Cayuga Indian Nation Seeks Court Order

Wants to resume selling cigarettes in Seneca, Cayuga counties

SYRACUSE, N.Y. -- It's back to court for the Cayuga Indian Nation in its long-running tax feud with Cayuga and Seneca counties in New York, reported The Post-Standard. Today, the Cayugas will seek a court order that would allow them to resume peddling tax-free cigarettes at their convenience stores in Union Springs and the town of Seneca Falls.

The nation was forced to stop selling cigarettes November 25 after sheriff's deputies in both counties seized all of their 17,600 cartons of smokes for not paying some $485,000 in state excise taxes on them, said the report.[image-nocss]

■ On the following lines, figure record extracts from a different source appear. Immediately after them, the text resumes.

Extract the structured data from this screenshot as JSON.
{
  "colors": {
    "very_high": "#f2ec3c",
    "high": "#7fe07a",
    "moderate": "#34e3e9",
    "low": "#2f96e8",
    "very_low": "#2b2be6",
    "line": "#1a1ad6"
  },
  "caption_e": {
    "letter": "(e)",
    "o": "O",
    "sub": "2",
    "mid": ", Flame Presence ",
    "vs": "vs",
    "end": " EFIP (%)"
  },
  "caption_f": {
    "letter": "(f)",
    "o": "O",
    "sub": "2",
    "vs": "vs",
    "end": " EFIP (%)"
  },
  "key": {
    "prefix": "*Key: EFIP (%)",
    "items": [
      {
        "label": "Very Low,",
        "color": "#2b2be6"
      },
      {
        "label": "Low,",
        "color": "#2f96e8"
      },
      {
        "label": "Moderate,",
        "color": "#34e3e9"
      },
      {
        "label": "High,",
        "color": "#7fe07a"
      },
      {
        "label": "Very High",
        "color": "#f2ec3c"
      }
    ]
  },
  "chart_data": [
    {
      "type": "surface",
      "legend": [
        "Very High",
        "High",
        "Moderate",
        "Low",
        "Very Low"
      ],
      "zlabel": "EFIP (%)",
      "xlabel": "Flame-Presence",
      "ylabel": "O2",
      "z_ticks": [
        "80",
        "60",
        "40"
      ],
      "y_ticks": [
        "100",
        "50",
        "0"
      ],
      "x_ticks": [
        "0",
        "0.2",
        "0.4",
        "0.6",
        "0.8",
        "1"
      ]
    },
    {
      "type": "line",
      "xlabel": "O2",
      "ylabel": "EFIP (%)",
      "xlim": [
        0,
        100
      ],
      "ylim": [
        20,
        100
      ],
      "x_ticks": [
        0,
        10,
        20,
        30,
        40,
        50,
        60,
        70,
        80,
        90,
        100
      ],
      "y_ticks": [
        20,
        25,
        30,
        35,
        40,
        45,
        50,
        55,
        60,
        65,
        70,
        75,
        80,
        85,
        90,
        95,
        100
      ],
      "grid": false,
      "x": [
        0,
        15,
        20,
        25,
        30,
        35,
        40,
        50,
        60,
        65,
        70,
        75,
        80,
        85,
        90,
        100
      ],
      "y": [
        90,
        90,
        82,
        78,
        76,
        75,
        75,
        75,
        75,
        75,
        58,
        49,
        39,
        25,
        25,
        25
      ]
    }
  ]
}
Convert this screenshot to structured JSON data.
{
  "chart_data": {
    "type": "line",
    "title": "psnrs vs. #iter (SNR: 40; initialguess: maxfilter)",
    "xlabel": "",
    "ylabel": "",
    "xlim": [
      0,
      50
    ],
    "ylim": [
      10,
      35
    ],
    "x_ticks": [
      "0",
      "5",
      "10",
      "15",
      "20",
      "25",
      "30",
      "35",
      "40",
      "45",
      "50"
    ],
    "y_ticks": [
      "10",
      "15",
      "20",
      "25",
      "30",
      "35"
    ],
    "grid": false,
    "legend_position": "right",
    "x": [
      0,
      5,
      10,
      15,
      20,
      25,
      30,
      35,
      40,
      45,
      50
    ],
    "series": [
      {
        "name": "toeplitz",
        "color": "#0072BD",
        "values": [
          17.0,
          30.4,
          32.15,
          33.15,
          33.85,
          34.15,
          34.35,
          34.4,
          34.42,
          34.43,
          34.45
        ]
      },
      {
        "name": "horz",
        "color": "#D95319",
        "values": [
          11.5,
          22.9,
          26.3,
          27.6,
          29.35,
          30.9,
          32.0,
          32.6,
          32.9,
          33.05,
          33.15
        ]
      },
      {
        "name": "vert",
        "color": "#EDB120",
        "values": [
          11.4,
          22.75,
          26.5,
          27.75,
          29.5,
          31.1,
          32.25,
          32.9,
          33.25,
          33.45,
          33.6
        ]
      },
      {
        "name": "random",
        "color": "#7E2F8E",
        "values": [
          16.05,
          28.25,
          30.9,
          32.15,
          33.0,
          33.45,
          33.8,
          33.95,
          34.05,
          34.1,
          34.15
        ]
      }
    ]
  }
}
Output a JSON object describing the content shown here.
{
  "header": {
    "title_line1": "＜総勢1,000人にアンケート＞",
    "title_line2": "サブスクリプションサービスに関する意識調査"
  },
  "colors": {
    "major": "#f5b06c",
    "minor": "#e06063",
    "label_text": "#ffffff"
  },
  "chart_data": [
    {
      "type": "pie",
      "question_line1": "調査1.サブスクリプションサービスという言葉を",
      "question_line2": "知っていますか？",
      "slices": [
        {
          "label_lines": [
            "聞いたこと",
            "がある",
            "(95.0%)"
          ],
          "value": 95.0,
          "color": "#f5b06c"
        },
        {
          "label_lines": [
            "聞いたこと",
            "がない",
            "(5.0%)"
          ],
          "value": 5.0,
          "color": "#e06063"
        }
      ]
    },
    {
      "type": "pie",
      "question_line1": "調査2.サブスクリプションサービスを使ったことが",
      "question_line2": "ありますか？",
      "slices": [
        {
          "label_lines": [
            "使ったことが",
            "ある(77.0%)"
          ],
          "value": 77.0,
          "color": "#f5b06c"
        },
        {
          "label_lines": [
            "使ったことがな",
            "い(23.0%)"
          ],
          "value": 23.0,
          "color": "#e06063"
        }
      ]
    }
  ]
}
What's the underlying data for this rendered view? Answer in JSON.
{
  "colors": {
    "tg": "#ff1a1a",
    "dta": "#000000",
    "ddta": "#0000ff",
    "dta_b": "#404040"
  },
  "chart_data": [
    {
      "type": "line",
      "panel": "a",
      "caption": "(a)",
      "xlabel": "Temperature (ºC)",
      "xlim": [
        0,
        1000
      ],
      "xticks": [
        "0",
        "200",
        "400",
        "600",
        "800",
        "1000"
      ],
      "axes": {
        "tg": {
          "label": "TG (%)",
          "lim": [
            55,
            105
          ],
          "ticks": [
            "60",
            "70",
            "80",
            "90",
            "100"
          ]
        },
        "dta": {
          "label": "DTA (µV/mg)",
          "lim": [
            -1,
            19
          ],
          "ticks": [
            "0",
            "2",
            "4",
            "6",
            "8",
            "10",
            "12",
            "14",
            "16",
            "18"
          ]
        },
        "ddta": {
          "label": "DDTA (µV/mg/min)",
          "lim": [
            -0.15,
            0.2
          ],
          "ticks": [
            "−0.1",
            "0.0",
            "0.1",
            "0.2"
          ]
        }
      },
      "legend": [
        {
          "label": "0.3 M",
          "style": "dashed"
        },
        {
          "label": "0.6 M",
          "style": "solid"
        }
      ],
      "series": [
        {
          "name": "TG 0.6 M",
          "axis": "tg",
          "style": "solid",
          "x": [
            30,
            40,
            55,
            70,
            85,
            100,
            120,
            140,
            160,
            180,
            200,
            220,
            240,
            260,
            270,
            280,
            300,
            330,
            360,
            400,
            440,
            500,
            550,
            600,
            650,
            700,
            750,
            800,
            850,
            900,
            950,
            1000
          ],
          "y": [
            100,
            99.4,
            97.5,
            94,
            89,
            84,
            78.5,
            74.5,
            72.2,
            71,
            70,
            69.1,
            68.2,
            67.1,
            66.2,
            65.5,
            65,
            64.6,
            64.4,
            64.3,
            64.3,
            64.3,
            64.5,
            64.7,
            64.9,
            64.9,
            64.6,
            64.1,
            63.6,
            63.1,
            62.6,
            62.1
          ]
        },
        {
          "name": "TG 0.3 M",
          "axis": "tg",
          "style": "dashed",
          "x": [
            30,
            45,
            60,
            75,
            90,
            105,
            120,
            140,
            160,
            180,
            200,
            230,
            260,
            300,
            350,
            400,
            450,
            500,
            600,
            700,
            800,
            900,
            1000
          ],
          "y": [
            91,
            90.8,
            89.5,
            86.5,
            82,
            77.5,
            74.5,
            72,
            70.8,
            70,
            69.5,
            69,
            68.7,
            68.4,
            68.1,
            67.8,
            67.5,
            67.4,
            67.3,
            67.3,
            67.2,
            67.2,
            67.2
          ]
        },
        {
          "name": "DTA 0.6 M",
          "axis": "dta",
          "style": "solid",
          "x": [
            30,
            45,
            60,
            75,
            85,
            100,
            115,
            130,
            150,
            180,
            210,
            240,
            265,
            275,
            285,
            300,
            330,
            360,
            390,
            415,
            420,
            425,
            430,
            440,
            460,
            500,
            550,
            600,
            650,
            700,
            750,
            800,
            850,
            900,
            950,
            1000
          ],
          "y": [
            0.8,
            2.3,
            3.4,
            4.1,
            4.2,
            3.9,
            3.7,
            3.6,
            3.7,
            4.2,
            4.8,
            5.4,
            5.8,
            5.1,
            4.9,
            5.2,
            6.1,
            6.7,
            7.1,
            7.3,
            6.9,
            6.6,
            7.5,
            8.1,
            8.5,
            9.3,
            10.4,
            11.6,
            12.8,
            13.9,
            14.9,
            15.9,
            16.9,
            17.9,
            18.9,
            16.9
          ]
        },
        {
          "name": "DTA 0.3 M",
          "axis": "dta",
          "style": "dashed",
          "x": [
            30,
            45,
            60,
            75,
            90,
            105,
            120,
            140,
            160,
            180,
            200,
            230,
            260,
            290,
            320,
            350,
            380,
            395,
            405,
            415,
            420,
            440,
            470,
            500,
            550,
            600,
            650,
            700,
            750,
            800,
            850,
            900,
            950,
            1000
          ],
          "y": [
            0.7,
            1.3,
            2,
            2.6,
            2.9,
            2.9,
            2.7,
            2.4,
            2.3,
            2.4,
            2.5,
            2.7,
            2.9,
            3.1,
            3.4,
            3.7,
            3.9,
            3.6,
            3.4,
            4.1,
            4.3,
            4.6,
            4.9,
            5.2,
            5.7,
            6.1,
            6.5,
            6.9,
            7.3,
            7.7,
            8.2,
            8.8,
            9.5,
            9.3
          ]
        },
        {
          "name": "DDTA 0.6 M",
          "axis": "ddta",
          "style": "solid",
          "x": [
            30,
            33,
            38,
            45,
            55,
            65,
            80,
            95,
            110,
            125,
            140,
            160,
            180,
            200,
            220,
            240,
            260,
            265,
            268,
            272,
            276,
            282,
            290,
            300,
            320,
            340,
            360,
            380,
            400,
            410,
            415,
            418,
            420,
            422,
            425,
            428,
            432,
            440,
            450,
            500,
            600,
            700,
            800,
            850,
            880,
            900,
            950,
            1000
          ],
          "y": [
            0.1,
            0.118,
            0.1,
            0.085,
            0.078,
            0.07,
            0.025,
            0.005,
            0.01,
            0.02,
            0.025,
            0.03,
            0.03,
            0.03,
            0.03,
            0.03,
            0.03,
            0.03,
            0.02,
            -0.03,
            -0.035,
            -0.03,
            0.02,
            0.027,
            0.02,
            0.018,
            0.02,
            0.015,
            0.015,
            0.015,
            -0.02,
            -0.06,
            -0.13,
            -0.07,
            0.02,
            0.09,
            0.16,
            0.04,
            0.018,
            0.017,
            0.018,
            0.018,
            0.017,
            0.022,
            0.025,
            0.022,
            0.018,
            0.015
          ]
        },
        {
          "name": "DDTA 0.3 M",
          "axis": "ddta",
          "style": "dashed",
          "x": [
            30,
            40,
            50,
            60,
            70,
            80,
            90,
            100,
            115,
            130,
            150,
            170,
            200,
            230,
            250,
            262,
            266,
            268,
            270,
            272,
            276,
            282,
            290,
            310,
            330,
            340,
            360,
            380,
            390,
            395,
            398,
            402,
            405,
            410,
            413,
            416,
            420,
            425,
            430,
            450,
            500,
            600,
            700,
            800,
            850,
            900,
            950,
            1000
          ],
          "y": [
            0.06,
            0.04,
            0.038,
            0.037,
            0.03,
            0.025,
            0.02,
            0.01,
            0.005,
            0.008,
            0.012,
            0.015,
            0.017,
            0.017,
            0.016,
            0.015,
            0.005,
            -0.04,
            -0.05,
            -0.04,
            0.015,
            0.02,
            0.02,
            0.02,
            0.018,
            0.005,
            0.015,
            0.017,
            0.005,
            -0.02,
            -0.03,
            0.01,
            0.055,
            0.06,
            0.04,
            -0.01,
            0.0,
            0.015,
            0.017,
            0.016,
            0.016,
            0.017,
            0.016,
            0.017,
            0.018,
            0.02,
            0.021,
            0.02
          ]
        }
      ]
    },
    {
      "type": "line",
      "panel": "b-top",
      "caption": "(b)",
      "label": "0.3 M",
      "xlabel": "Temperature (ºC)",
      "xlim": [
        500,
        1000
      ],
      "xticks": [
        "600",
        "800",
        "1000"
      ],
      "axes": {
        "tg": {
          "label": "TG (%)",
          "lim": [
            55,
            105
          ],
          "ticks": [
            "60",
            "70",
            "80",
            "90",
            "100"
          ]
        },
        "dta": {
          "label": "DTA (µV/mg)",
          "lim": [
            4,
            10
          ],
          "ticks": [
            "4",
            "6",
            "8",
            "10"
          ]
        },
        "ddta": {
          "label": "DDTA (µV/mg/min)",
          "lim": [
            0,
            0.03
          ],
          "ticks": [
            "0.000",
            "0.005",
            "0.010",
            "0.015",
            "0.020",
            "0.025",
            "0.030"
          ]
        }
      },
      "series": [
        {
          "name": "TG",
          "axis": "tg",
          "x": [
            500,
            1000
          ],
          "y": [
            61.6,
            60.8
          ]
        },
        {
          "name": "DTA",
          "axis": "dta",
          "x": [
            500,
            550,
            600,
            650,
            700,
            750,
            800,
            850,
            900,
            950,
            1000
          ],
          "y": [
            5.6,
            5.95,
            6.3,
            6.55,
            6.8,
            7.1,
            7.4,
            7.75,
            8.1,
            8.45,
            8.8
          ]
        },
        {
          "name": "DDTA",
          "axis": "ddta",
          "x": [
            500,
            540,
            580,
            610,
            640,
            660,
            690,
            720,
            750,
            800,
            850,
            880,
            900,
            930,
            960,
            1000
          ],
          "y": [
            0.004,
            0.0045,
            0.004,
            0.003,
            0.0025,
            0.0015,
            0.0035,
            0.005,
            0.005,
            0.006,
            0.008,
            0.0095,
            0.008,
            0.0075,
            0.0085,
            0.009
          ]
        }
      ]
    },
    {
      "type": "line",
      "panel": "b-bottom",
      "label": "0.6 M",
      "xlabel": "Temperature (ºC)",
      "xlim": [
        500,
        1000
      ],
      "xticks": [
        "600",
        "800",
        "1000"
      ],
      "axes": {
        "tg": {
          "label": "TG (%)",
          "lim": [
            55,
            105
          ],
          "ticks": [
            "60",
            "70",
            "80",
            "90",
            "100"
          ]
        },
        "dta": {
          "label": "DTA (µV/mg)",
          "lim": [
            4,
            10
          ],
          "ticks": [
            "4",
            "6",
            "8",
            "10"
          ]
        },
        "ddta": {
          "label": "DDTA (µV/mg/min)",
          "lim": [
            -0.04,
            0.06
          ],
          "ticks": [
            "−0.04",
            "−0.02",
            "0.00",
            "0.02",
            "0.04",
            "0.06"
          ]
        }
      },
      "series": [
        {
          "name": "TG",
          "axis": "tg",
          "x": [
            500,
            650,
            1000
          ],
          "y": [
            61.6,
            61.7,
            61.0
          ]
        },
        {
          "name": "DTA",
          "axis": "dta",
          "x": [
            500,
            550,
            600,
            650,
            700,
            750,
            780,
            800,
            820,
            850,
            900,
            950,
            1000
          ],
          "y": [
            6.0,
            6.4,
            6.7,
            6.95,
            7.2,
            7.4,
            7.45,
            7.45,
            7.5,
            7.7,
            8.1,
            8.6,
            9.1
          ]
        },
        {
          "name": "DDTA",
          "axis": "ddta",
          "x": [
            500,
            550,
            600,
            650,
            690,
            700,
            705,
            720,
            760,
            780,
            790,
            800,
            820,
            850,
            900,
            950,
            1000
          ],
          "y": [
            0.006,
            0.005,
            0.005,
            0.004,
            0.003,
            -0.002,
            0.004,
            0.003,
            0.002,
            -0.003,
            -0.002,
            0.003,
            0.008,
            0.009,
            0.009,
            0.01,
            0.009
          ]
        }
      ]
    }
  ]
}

The Cayugas plan to ask state Supreme Court Judge Kenneth Fisher, of Monroe County, for an injunction on grounds that last week's searches were illegal and that the counties are trying to enforce a law that is not in effect, Daniel French, a nation lawyer, said Monday.

The counties say otherwise, according to the report. They will argue that the Cayugas' LakeSide Trading stores are not on sovereign, tax-free reservation land and that it is illegal to possess and sell unstamped cigarettes on nonreservation land, Seneca County District Attorney Richard Swinehart said.

"We say we have the right to do it; they say we don't. The judge will decide; that's the bottom line," Swinehart told the newspaper.

Both counties have been trying for about three years to force the Cayugas to pay taxes on sales of cigarettes and gasoline at their c-stores, the report said.

The excise tax on the confiscated cigarettes amounts to $27.50 per carton but does not include sales tax.

The counties say the Cayugas are driving competitors out of business because the nation can sell their goods at lower, tax-free prices. "There's no exemption for them not to pay the tax. They're simply evading paying millions of dollars of taxes," Cayuga County District Attorney Jon Budelmann told the paper.

The Cayugas own many properties, including the two c-stores, in their ancestral homeland around the north end of Cayuga Lake. Their application to have the stores and other properties put into federal trust which would make them sovereign and tax-free forever is pending before the federal government, said the report.